Mit der Novellierung der Düngeordnung (DüV) und der Klärschlammverordnung (AbfKlärV) hat der deutsche Gesetzgeber im Jahr 2017 die Weichen für den zukünftigen Umgang mit Klärschlamm neu geregelt und Phosphorrecycling ab 2029 zur Pflicht erhoben. Bereits ab 2023 müssen die Betreiber großer Kläranlagen Konzepte vorlegen, wie sie die Anforderungen an eine Phosphorkreislaufwirtschaft umsetzen wollen. Die neuen Verpflichtungen krempeln die Entsorgungsbranche seither tüchtig um und führen zu vielfältigen Kooperationsprojekten fernab des verbreiteten Kirchturmdenkens. Immer mehr Akteure der öffentlichen Hand, der Wirtschaft, aus Forschung und Politik, bündeln ihre Kräfte, um gemeinsam neue Lösungsstrategien zur Phosphorrückgewinnung zu entwickeln und konkrete Investitionsvorhaben zu vereinbaren. Mitte Juni 2020 hat auch die EU-Kommission angekündigt, die Klärschlammrichtlinie (86/278/EWG) zu evaluieren.[1] Drei Interessensverbände, bestehend aus der Europäischen Phosphor Plattform (ESPP), der Deutschen Phosphor-Plattform (DPP) und der Niederländischen Nährstoff Plattform (NPP), haben zusammen einen Technologienkatalog veröffentlicht, der Methoden zur Phosphorrückgewinnung auflistet.[2] Der Technologienkatalog stellt auch das von Glatt in Kooperation mit der SERAPLANT GmbH entwickelte PHOS4green-Verfahren vor (siehe Infobox).

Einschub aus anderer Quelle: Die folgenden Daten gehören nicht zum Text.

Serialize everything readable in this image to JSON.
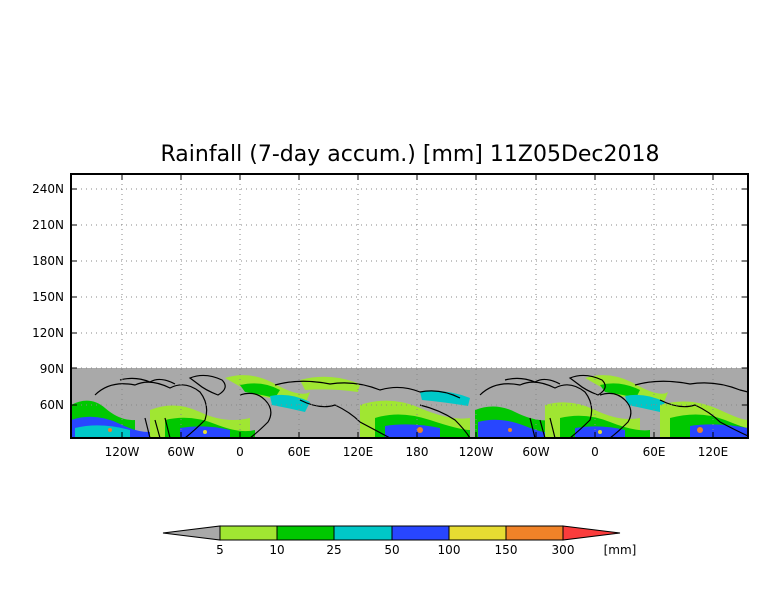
{
  "title": "Rainfall (7-day accum.) [mm] 11Z05Dec2018",
  "map": {
    "projection": "cylindrical",
    "longitude_labels": [
      "120W",
      "60W",
      "0",
      "60E",
      "120E",
      "180",
      "120W",
      "60W",
      "0",
      "60E",
      "120E"
    ],
    "latitude_labels": [
      "60N",
      "90N",
      "120N",
      "150N",
      "180N",
      "210N",
      "240N"
    ],
    "grid": "dotted",
    "land_color": "#a9a9a9",
    "coastline_color": "#000000",
    "border_color": "#000000"
  },
  "colorbar": {
    "unit_label": "[mm]",
    "tick_labels": [
      "5",
      "10",
      "25",
      "50",
      "100",
      "150",
      "300"
    ],
    "colors": [
      "#a9a9a9",
      "#a0e632",
      "#00c800",
      "#00c8c8",
      "#2846ff",
      "#e6dc32",
      "#f08228",
      "#fa3c3c"
    ]
  }
}
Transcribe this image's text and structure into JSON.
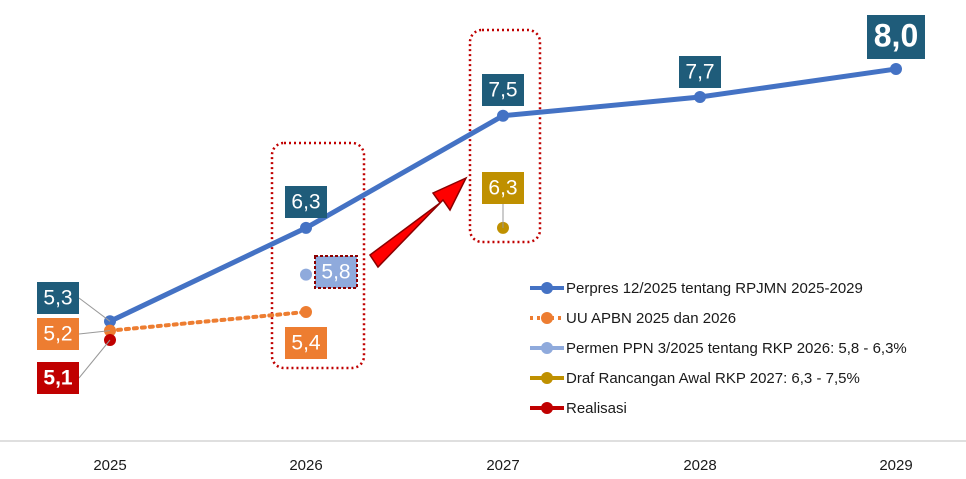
{
  "chart_data": {
    "type": "line",
    "categories": [
      "2025",
      "2026",
      "2027",
      "2028",
      "2029"
    ],
    "series": [
      {
        "name": "Perpres 12/2025 tentang RPJMN 2025-2029",
        "color": "#4472c4",
        "values": [
          5.3,
          6.3,
          7.5,
          7.7,
          8.0
        ],
        "value_labels": [
          "5,3",
          "6,3",
          "7,5",
          "7,7",
          "8,0"
        ]
      },
      {
        "name": "UU APBN 2025 dan 2026",
        "color": "#ed7d31",
        "values": [
          5.2,
          5.4,
          null,
          null,
          null
        ],
        "value_labels": [
          "5,2",
          "5,4",
          null,
          null,
          null
        ]
      },
      {
        "name": "Permen PPN 3/2025 tentang RKP 2026: 5,8 - 6,3%",
        "color": "#8faadc",
        "values": [
          null,
          5.8,
          null,
          null,
          null
        ],
        "value_labels": [
          null,
          "5,8",
          null,
          null,
          null
        ]
      },
      {
        "name": "Draf Rancangan Awal RKP 2027: 6,3 - 7,5%",
        "color": "#bf9000",
        "values": [
          null,
          null,
          6.3,
          null,
          null
        ],
        "value_labels": [
          null,
          null,
          "6,3",
          null,
          null
        ]
      },
      {
        "name": "Realisasi",
        "color": "#c00000",
        "values": [
          5.1,
          null,
          null,
          null,
          null
        ],
        "value_labels": [
          "5,1",
          null,
          null,
          null,
          null
        ]
      }
    ]
  }
}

Erste großtechnische Produktion in Deutschland
Ende 2020 nimmt der Entwicklungspartner SERAPLANT, ein Düngerhersteller aus Sachsen-Anhalt, den Betrieb einer PHOS4green-Produktionsanlage auf (Abb. 1). Die neue Anlage ist für eine Jahresproduktion von 60.000 Tonnen phosphathaltige Einzel- und Mehrnährstoffdünger ausgelegt. Herzstück des Prozesses ist der Apparat für die Sprühgranulation „AGT 750“ (Abb. 2). Mit „PHOS4green“ geht deutschlandweit erstmals ein Kreislaufverfahren zum Phosphorrecycling in die großtechnische Umsetzung. Zielgruppe sind Agrarbetriebe der konventionellen und ökologischen Landwirtschaft, der Agrar- und Gartenbaugroßhandel sowie die Düngemittelindustrie. Glatt war mit der Planung und Umsetzung der kompletten Anlagentechnik von der Rohstoffanlieferung – über die Suspensionsaufbereitung und anschließende Wirbelschichtgranulation – bis zum Fertigdünger beauftragt. SERAPLANT hat mit Unterstützung des Landes Sachsen-Anhalt 20 Millionen Euro in den Bau investiert. Weitere Fördermittel in Höhe von fast fünf Millionen Euro kamen aus dem Förderprogramm der Gemeinschaftsaufgabe „Verbesserung der regionalen Wirtschaftsstruktur“ (GRW). Die GRW ist Teil des Gesamtdeutschen Fördersystems für strukturschwache Regionen unter der Federführung des Bundeswirtschaftsministeriums. Die innovative Produktionsstätte schafft über 20 neue Arbeitsplätze, die in den kommenden Monaten besetzt werden.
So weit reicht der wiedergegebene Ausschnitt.